Trump also ordered the closure of the Russian consulate in Seattle because of its proximity to a US submarine base and planemaker and defense contractor Boeing Co, a senior US official said. Seattle was a hub of Russian cyber espionage, both political and commercial, according to two US intelligence officials.

READ MORE: Britain to expel 23 Russian diplomats over spy poisoning row

The administration officials said "well over 100 intelligence officers" operated in the United States, and Washington's action cuts 60 of them.

In this March 14, 2018 photo, Russian Ambassador to the United Nations Vassily Nebenzia speaks during a UN Security Council meeting in New York. Nebenzia on March 26, 2018 termed as "very unfortunate and very unfriendly move" a US decision to expel 60 Russian diplomats over attack on a former Russian spy in Britain. (TIMOTHY A CLARY / AFP)

Asked whether the US decision is in accordance with the UN-US agreement on the UN Headquarters in New York, Nebenzia said: "I don't think so." 

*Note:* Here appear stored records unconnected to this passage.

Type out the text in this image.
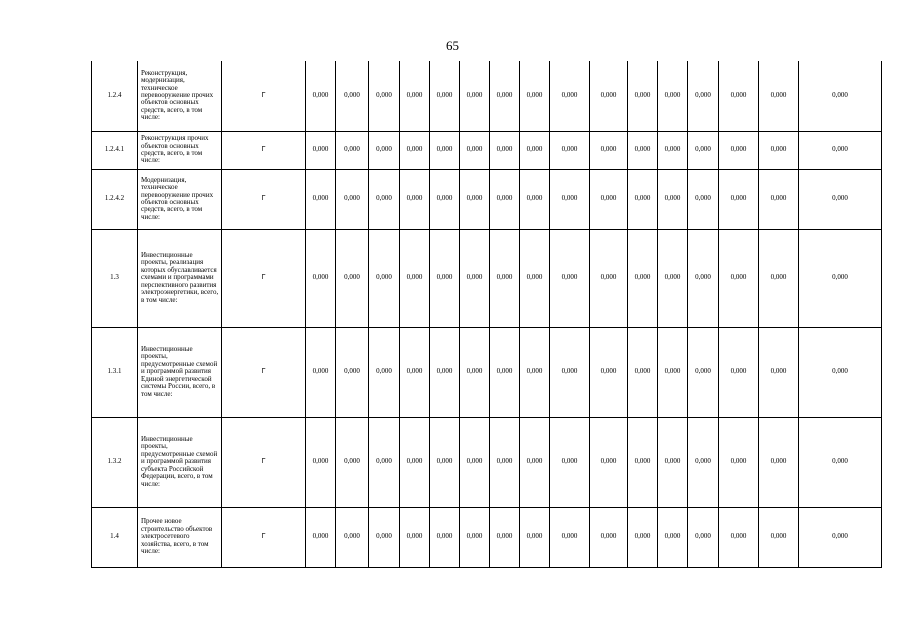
65
1.2.4	Реконструкция, модернизация, техническое перевооружение прочих объектов основных средств, всего, в том числе:	Г	0,000	0,000	0,000	0,000	0,000	0,000	0,000	0,000	0,000	0,000	0,000	0,000	0,000	0,000	0,000	0,000
1.2.4.1	Реконструкция прочих объектов основных средств, всего, в том числе:	Г	0,000	0,000	0,000	0,000	0,000	0,000	0,000	0,000	0,000	0,000	0,000	0,000	0,000	0,000	0,000	0,000
1.2.4.2	Модернизация, техническое перевооружение прочих объектов основных средств, всего, в том числе:	Г	0,000	0,000	0,000	0,000	0,000	0,000	0,000	0,000	0,000	0,000	0,000	0,000	0,000	0,000	0,000	0,000
1.3	Инвестиционные проекты, реализация которых обуславливается схемами и программами перспективного развития электроэнергетики, всего, в том числе:	Г	0,000	0,000	0,000	0,000	0,000	0,000	0,000	0,000	0,000	0,000	0,000	0,000	0,000	0,000	0,000	0,000
1.3.1	Инвестиционные проекты, предусмотренные схемой и программой развития Единой энергетической системы России, всего, в том числе:	Г	0,000	0,000	0,000	0,000	0,000	0,000	0,000	0,000	0,000	0,000	0,000	0,000	0,000	0,000	0,000	0,000
1.3.2	Инвестиционные проекты, предусмотренные схемой и программой развития субъекта Российской Федерации, всего, в том числе:	Г	0,000	0,000	0,000	0,000	0,000	0,000	0,000	0,000	0,000	0,000	0,000	0,000	0,000	0,000	0,000	0,000
1.4	Прочее новое строительство объектов электросетевого хозяйства, всего, в том числе:	Г	0,000	0,000	0,000	0,000	0,000	0,000	0,000	0,000	0,000	0,000	0,000	0,000	0,000	0,000	0,000	0,000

Meanwhile, British Prime Minister Theresa May has welcomed the show of solidarity by the European countries and the US and said 18 countries including 14 European Union countries had announced plans to expel Russian officials. Australia said on Tuesday it will expel two Russian diplomats and hinted at a possible boycott of the 2018 World Cup in Russia.

"There are a whole range of further options of action that could be taken. The boycott of the World Cup is one of the further actions that could be taken in relation to this matter," Foreign Minister Julie Bishop told reporters in Canberra.

New Zealand said it had no such agents operating on its shores but would expel them if it did.

British Foreign Secretary Boris Johnson said on Twitter Monday's "extraordinary international response by our allies stands in history as the largest collective expulsion of Russian intelligence officers ever and will help defend our shared security".

May said the coordinated measures sent the "strongest signal to Russia that it cannot continue to flout international law".

Britain had evidence Russia has investigated ways of distributing nerve agents for assassinations, May told parliament.

Earlier, Russia's Foreign Ministry called the expulsions a "provocative gesture". A Kremlin spokesman said the West was making a "mistake" and that President Vladimir Putin would make a final decision about Russia's response.